According to RFE/RL Moscow correspondent Tom Balmforth, the protesters lined up around the Moscow inner ring road on February 26 despite falling snow, with some drivers honking their horns in approval.
Balmforth described the atmosphere around the 16-kilometer Garden Ring Road as "festive," with little police presence.
"I must have passed thousands and thousands of protesters," he said. "They were all wearing white ribbons and a lot of them were clutching white carnations and white balloons -- obviously white being the symbol of the protest movement. Everyone was all very happy [and there was] lots of cheering."

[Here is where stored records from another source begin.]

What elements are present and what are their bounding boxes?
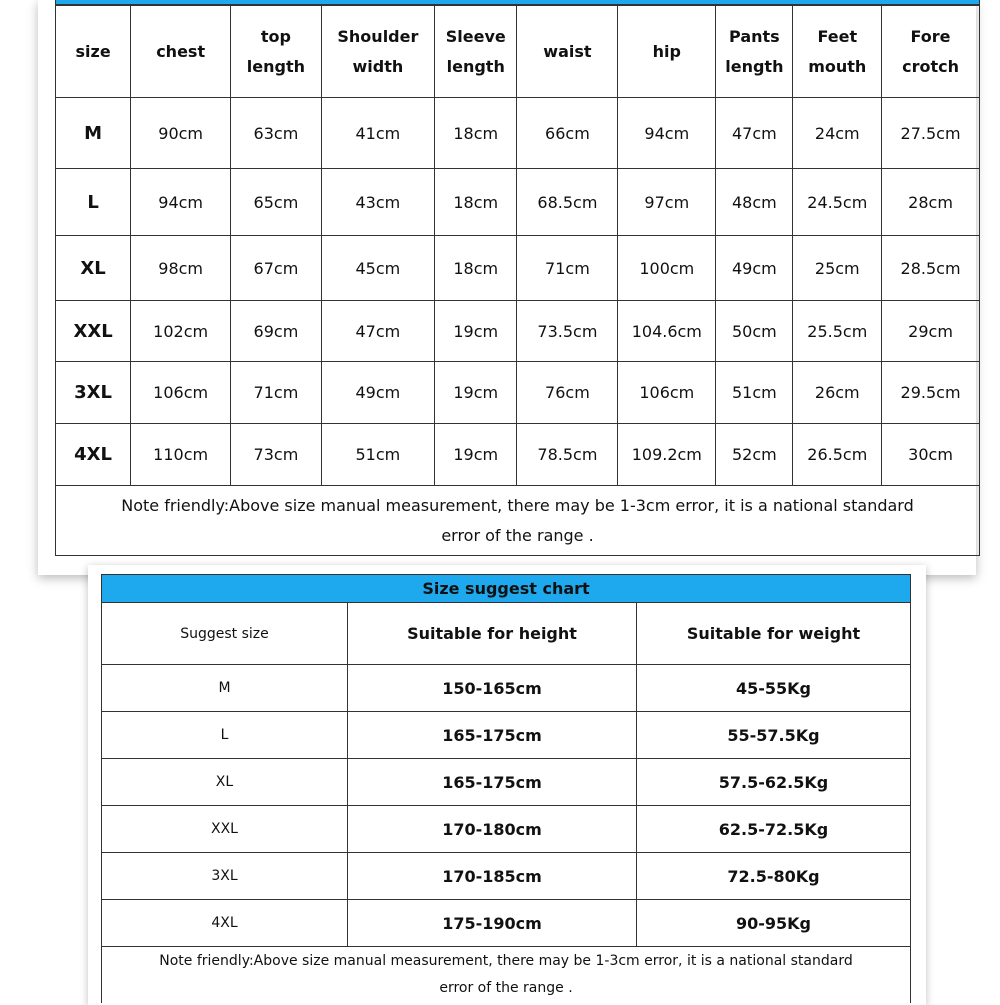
header-pants-length: Pants length (716, 6, 793, 98)
size-cell: 4XL (56, 424, 131, 486)
top-length-cell: 67cm (231, 236, 322, 301)
suggest-chart-title: Size suggest chart (102, 575, 911, 603)
table-row (56, 301, 980, 362)
top-length-cell: 69cm (231, 301, 322, 362)
weight-cell: 57.5-62.5Kg (637, 759, 911, 806)
fore-crotch-cell: 28.5cm (882, 236, 980, 301)
top-length-cell: 73cm (231, 424, 322, 486)
table-row (102, 665, 911, 712)
suggest-size-cell: M (102, 665, 348, 712)
table-row (56, 98, 980, 169)
suggest-chart-note: Note friendly:Above size manual measurement, there may be 1-3cm error, it is a national standard error of the range . (102, 947, 911, 1003)
size-chart-note-row (56, 486, 980, 556)
weight-cell: 45-55Kg (637, 665, 911, 712)
header-hip: hip (618, 6, 716, 98)
hip-cell: 109.2cm (618, 424, 716, 486)
pants-length-cell: 47cm (716, 98, 793, 169)
fore-crotch-cell: 30cm (882, 424, 980, 486)
size-cell: XXL (56, 301, 131, 362)
suggest-chart-header-row (102, 603, 911, 665)
hip-cell: 97cm (618, 169, 716, 236)
sleeve-length-cell: 18cm (435, 236, 517, 301)
header-height: Suitable for height (348, 603, 637, 665)
feet-mouth-cell: 25.5cm (793, 301, 882, 362)
header-shoulder-width: Shoulder width (321, 6, 434, 98)
table-row (102, 853, 911, 900)
weight-cell: 55-57.5Kg (637, 712, 911, 759)
size-chart-note: Note friendly:Above size manual measurement, there may be 1-3cm error, it is a national standard error of the range . (56, 486, 980, 556)
suggest-size-cell: 4XL (102, 900, 348, 947)
suggest-size-cell: L (102, 712, 348, 759)
suggest-size-cell: 3XL (102, 853, 348, 900)
shoulder-width-cell: 43cm (321, 169, 434, 236)
shoulder-width-cell: 47cm (321, 301, 434, 362)
pants-length-cell: 51cm (716, 362, 793, 424)
pants-length-cell: 48cm (716, 169, 793, 236)
table-row (56, 362, 980, 424)
top-length-cell: 63cm (231, 98, 322, 169)
chest-cell: 106cm (131, 362, 231, 424)
table-row (56, 236, 980, 301)
chest-cell: 102cm (131, 301, 231, 362)
waist-cell: 68.5cm (517, 169, 618, 236)
pants-length-cell: 50cm (716, 301, 793, 362)
hip-cell: 94cm (618, 98, 716, 169)
header-chest: chest (131, 6, 231, 98)
feet-mouth-cell: 24cm (793, 98, 882, 169)
header-waist: waist (517, 6, 618, 98)
waist-cell: 66cm (517, 98, 618, 169)
shoulder-width-cell: 51cm (321, 424, 434, 486)
height-cell: 170-180cm (348, 806, 637, 853)
sleeve-length-cell: 18cm (435, 98, 517, 169)
waist-cell: 78.5cm (517, 424, 618, 486)
weight-cell: 90-95Kg (637, 900, 911, 947)
header-suggest-size: Suggest size (102, 603, 348, 665)
feet-mouth-cell: 26.5cm (793, 424, 882, 486)
height-cell: 175-190cm (348, 900, 637, 947)
sleeve-length-cell: 18cm (435, 169, 517, 236)
waist-cell: 76cm (517, 362, 618, 424)
suggest-size-cell: XL (102, 759, 348, 806)
size-chart-table (55, 5, 980, 556)
height-cell: 170-185cm (348, 853, 637, 900)
header-weight: Suitable for weight (637, 603, 911, 665)
size-chart-header-row (56, 6, 980, 98)
shoulder-width-cell: 49cm (321, 362, 434, 424)
size-cell: L (56, 169, 131, 236)
suggest-chart-title-row (102, 575, 911, 603)
fore-crotch-cell: 29cm (882, 301, 980, 362)
hip-cell: 106cm (618, 362, 716, 424)
header-feet-mouth: Feet mouth (793, 6, 882, 98)
header-size: size (56, 6, 131, 98)
pants-length-cell: 52cm (716, 424, 793, 486)
suggest-size-cell: XXL (102, 806, 348, 853)
fore-crotch-cell: 27.5cm (882, 98, 980, 169)
height-cell: 150-165cm (348, 665, 637, 712)
header-fore-crotch: Fore crotch (882, 6, 980, 98)
size-cell: M (56, 98, 131, 169)
feet-mouth-cell: 26cm (793, 362, 882, 424)
table-row (102, 806, 911, 853)
top-length-cell: 65cm (231, 169, 322, 236)
height-cell: 165-175cm (348, 759, 637, 806)
chest-cell: 94cm (131, 169, 231, 236)
table-row (102, 759, 911, 806)
chest-cell: 110cm (131, 424, 231, 486)
waist-cell: 73.5cm (517, 301, 618, 362)
chest-cell: 98cm (131, 236, 231, 301)
hip-cell: 104.6cm (618, 301, 716, 362)
hip-cell: 100cm (618, 236, 716, 301)
header-sleeve-length: Sleeve length (435, 6, 517, 98)
height-cell: 165-175cm (348, 712, 637, 759)
shoulder-width-cell: 45cm (321, 236, 434, 301)
table-row (102, 900, 911, 947)
size-cell: 3XL (56, 362, 131, 424)
table-row (102, 712, 911, 759)
suggest-chart-note-row (102, 947, 911, 1003)
weight-cell: 62.5-72.5Kg (637, 806, 911, 853)
fore-crotch-cell: 28cm (882, 169, 980, 236)
chest-cell: 90cm (131, 98, 231, 169)
sleeve-length-cell: 19cm (435, 362, 517, 424)
weight-cell: 72.5-80Kg (637, 853, 911, 900)
sleeve-length-cell: 19cm (435, 424, 517, 486)
pants-length-cell: 49cm (716, 236, 793, 301)
top-length-cell: 71cm (231, 362, 322, 424)
table-row (56, 169, 980, 236)
waist-cell: 71cm (517, 236, 618, 301)
feet-mouth-cell: 24.5cm (793, 169, 882, 236)
sleeve-length-cell: 19cm (435, 301, 517, 362)
table-row (56, 424, 980, 486)
size-cell: XL (56, 236, 131, 301)
fore-crotch-cell: 29.5cm (882, 362, 980, 424)
feet-mouth-cell: 25cm (793, 236, 882, 301)
header-top-length: top length (231, 6, 322, 98)
suggest-chart-table (101, 574, 911, 1003)
shoulder-width-cell: 41cm (321, 98, 434, 169)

Balmforth added that many of those in passing cars wielded placards in support of the Yabloko opposition party or displayed banners calling "For Free Elections." And they were beeping a lot as they went past."
Balmforth said the protesters themselves were not supposed to have placards and posters because Moscow authorities had not granted official authorization for the demonstration.

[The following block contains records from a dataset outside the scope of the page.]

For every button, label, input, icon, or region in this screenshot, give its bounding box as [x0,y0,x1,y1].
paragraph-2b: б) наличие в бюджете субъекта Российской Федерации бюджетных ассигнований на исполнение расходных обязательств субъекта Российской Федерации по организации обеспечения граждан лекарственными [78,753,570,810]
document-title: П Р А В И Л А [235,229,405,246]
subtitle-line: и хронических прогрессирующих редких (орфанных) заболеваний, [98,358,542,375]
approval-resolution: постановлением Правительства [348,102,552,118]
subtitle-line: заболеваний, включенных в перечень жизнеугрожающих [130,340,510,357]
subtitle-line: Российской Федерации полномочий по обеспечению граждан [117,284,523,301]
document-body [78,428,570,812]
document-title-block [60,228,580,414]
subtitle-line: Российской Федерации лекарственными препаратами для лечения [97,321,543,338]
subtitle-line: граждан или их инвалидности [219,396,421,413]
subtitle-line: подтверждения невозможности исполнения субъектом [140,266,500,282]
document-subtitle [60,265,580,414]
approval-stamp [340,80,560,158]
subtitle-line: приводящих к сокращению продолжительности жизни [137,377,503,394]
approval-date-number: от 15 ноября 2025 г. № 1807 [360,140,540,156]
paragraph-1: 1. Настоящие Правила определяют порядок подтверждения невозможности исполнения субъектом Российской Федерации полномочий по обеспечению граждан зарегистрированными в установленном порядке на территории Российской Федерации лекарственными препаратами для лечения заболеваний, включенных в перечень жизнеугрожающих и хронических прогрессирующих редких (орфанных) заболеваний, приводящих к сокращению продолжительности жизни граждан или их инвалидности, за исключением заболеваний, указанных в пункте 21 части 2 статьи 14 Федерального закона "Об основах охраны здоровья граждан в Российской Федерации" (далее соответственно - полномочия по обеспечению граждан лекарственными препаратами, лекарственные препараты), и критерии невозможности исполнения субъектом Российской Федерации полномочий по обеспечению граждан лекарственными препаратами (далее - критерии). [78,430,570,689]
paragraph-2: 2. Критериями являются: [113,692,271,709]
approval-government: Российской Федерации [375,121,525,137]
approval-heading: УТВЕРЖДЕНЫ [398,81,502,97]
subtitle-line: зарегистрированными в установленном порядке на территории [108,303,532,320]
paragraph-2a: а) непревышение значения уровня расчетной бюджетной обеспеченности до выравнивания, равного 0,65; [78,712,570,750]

PHOTO GALLERY: The "Great White Ring" protest in Moscow on February 26.
Police said about 11,000 took part in the protest.
But opposition activists said the event attracted the 34,000 people organizers estimated were needed to complete the chain along the Garden Ring Road.

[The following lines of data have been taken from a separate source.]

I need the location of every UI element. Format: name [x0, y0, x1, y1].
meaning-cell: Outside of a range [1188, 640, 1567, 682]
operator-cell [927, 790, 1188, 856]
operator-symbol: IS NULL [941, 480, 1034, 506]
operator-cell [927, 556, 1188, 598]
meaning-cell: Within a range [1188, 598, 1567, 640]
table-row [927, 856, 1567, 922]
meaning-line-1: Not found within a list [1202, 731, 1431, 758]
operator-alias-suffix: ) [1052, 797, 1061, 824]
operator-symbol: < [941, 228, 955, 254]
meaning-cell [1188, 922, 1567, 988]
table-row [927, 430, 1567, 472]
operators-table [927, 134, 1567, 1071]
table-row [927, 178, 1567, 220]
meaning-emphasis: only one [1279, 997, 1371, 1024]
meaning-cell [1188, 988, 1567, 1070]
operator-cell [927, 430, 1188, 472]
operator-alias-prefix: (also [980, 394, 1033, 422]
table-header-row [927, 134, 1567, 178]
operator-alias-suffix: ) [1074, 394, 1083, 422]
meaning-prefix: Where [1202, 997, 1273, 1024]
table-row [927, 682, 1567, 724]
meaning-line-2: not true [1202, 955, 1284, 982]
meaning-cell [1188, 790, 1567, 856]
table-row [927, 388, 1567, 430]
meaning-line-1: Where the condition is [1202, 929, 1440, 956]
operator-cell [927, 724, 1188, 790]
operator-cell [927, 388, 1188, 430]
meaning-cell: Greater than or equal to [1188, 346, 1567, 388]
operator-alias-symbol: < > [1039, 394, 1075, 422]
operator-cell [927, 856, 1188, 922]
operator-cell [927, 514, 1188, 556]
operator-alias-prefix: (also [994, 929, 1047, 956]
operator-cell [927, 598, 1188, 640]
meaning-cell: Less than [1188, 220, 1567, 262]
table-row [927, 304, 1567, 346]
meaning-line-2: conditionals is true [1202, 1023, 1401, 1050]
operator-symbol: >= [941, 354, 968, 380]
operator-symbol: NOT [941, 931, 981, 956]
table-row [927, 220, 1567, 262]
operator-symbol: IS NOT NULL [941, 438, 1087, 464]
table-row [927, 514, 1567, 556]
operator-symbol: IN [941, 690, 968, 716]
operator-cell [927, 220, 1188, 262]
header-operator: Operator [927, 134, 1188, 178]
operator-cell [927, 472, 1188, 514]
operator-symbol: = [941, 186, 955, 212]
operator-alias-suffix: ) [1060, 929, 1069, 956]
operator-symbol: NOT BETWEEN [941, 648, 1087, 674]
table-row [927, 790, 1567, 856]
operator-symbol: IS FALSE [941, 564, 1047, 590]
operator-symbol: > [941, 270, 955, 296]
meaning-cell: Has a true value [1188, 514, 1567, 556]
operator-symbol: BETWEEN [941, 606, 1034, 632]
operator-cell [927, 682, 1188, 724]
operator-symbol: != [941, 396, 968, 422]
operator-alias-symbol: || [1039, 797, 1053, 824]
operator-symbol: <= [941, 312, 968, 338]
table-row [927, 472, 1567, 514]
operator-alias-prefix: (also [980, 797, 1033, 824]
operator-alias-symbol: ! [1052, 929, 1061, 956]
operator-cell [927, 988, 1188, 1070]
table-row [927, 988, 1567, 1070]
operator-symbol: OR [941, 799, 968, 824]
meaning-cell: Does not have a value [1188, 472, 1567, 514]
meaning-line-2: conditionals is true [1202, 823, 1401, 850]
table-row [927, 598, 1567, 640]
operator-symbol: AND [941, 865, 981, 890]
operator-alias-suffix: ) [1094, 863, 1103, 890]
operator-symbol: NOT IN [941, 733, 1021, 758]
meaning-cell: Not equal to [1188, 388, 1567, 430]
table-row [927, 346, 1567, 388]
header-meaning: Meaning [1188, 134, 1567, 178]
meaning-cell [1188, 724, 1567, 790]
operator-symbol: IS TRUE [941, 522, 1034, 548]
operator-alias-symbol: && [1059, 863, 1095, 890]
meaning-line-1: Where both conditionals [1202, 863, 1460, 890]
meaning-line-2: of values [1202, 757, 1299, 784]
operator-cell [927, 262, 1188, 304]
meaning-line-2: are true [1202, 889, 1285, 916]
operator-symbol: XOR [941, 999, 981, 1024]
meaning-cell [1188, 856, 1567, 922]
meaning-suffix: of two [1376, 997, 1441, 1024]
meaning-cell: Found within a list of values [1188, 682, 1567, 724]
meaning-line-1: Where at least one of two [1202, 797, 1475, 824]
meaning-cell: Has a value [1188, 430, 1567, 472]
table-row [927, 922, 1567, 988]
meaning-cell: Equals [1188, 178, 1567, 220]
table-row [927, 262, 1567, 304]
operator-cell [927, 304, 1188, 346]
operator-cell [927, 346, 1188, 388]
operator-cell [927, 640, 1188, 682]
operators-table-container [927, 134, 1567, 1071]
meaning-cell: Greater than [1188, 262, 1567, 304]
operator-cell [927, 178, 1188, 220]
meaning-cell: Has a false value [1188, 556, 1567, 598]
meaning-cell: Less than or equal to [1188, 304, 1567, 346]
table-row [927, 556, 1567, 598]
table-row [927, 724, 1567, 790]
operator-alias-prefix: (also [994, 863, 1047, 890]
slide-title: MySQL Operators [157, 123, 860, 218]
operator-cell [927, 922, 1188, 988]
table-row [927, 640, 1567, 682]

"The authorities are scared of peaceful and proud people," opposition leader Boris Nemtsov told Reuters television. "The authorities are afraid of the people they can't buy. The authorities love flunkies, cynics, and people who are for sale. And those who stand there proudly and are not afraid of anything, they mean the end for the authorities. That is why the greater our number, the faster we will get rid of these thieves and swindlers."
'We Need A Change'
Yevgeny, a 56-year old army pensioner, stood near Mayakovskaya metro station. He claimed he used to support Putin, but that he got tired of him during his second term.
“Nothing large scale was achieved apart from [Putin’s] cosmetic operations and constant self promotion," he said. "Now we need a change of authorities. Either that, or the next six years will be just like the last 12.”
Boris, a 33-year-old businessman, told RFE/RL that he would continue to demonstrate against the authorities unless they launch a crackdown.
"We want to speak and show that people are against the Putin and the system today and against dishonest elections," he said. "That's why we're here."
Putin Still Likely Winner
The AFP news agency reported that some 3,000 people also marched through St. Petersburg, chanting "Russia without Putin," amid a heavy police presence.
An anti-Putin demonstration in Russia’s second largest city on February 25 had earlier attracted thousands of people.
Smaller anti-Putin demonstrations were reported on February 26 in the Siberian cities of Tomsk and Kemerovo.
Putin’s supporters fought back on February 26 by staging their own "Putin Loves Everyone" event on a central Moscow square with a Kremlin youth group handing out ribbons in the colors of the Russian tricolor flag.
WATCH: Pro-Putin Supporters Rally In Moscow
Putin, who was president between 2000 and 2008, is widely expected to win against his four main challengers in the March 4 election.
An opinion poll last week indicated Putin, 59, would easily win the election in the first round, avoiding a runoff.